1957 artist's book by Andy Warhol

25 Cats Name Sam and One Blue Pussy is a privately printed, limited edition artist's book by the American artist Andy Warhol in 1957.

== Content ==
The book consists of 19 lithographs that were hand-colored with watercolor by the artist and his friends. His mother Julia Warhola did the calligraphy, and is responsible for the dropped "d" in the title, which Warhol chose to preserve.

Warhol's friend Charles Lisanby was given credit as the writer, although the book itself included no text. Lisanby recalled coming up with the suggestive title: Oh, the cat book. It was so funny. There is no text. The text is the title, and I wrote the title, which was, I don't know, an amusing thing. He said, "What should I call it?" I just said that. So he wrote that down, which I think is funny... and he owned so many cats, and he loved to make these drawings. Even some of the cat things were drawn while looking at a book of photographs of cats that I have.The original edition was limited to 190 numbered, hand-colored copies, using Dr. Martin's ink washes and his blotted line technique for the lithographs.

== Release ==
The release of the book coincided with Warhol's exhibition of his illustrations at the Bodley Gallery in New York in 1957. Lisanby said that when "Andy would get his books published — the reason for publishing these books was to try to attract attention to himself as an illustrator or to whatever he thought he was doing in those days, as an artist."

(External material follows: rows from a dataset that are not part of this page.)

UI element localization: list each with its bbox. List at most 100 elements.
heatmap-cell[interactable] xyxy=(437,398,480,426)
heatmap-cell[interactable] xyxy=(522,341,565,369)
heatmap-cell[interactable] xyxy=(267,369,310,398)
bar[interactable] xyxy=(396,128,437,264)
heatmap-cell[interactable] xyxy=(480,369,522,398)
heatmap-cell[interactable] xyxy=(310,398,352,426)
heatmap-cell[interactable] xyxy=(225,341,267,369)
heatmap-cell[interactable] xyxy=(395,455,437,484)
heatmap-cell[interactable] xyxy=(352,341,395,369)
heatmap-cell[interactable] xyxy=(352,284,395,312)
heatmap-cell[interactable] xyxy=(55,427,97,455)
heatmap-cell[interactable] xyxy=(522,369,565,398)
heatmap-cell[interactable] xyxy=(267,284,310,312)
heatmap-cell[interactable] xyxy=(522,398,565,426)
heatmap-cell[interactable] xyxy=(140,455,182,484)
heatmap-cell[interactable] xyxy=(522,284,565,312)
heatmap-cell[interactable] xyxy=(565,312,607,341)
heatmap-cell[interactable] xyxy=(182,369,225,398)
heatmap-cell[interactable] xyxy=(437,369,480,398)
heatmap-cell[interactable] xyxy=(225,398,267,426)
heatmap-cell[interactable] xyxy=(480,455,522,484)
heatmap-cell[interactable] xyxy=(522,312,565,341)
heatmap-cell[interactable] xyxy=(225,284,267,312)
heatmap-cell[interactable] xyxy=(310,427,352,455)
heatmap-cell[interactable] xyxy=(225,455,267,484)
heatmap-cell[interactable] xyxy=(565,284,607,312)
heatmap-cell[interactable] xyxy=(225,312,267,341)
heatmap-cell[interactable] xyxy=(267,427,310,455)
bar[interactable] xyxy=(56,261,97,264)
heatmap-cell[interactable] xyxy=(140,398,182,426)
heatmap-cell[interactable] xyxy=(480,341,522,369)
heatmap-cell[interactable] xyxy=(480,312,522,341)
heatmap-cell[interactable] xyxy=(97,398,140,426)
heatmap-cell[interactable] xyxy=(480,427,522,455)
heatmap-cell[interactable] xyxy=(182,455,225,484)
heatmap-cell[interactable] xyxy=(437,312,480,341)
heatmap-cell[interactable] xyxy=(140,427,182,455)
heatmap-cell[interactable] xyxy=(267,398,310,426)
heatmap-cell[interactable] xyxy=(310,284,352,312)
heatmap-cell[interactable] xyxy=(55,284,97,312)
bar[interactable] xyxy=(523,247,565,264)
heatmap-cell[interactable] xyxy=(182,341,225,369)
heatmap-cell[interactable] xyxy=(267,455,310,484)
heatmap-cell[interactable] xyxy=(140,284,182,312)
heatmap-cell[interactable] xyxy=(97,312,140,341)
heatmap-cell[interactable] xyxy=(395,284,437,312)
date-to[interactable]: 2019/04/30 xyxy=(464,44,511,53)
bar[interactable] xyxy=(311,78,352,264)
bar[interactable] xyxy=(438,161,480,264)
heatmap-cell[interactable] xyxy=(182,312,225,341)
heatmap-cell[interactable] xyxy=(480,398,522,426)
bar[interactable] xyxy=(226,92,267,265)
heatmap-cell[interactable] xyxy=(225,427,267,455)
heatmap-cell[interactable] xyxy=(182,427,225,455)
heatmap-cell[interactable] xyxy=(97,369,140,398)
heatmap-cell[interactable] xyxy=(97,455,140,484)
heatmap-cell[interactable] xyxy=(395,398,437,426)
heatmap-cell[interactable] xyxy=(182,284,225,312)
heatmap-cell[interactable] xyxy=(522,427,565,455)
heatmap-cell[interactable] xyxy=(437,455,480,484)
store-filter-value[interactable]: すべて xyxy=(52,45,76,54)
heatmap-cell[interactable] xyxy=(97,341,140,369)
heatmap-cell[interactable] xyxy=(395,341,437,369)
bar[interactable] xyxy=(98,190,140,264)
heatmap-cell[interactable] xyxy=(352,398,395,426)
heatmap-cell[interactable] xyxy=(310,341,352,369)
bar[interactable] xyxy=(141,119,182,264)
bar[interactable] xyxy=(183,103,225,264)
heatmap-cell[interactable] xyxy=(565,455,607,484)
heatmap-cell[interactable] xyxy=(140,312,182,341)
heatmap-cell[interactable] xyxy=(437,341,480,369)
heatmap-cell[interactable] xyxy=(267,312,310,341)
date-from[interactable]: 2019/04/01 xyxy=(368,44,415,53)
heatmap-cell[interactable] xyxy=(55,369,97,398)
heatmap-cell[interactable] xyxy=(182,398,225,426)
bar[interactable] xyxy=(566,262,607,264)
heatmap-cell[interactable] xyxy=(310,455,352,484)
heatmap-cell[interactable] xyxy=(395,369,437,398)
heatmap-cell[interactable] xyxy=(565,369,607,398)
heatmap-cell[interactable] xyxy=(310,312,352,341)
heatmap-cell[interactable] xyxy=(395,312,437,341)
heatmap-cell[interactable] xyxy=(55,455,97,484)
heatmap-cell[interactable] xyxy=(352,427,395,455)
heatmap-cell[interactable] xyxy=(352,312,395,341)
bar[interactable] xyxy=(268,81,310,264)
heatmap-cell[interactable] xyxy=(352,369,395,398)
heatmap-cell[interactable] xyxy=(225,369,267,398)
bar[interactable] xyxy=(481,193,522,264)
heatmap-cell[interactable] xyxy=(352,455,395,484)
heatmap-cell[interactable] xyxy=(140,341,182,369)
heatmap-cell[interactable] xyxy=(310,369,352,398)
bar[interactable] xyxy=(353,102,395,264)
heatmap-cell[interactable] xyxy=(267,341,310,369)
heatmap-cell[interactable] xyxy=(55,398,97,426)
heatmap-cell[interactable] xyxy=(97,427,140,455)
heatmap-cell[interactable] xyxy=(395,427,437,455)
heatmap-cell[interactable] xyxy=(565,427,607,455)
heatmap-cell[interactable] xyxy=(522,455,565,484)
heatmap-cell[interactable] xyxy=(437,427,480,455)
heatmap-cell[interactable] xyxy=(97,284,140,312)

Most of the limited edition were given by Warhol as gifts to clients and friends. Copy No. 4, inscribed "Jerry" on the front cover and given to Geraldine Stutz, was used for the Facsimile editions were published in 1987 (which reproduced the colors of copy 4) and 1988. Both facsimiles came in a slipcase with a volume of Holy Cats by Julia Warhola, a work she first created in the 1950s, advertising her own authorship as “Andy Warhol’s Mother.”

An original copy was auctioned in May 2006 for US$35,000 by Doyle New York.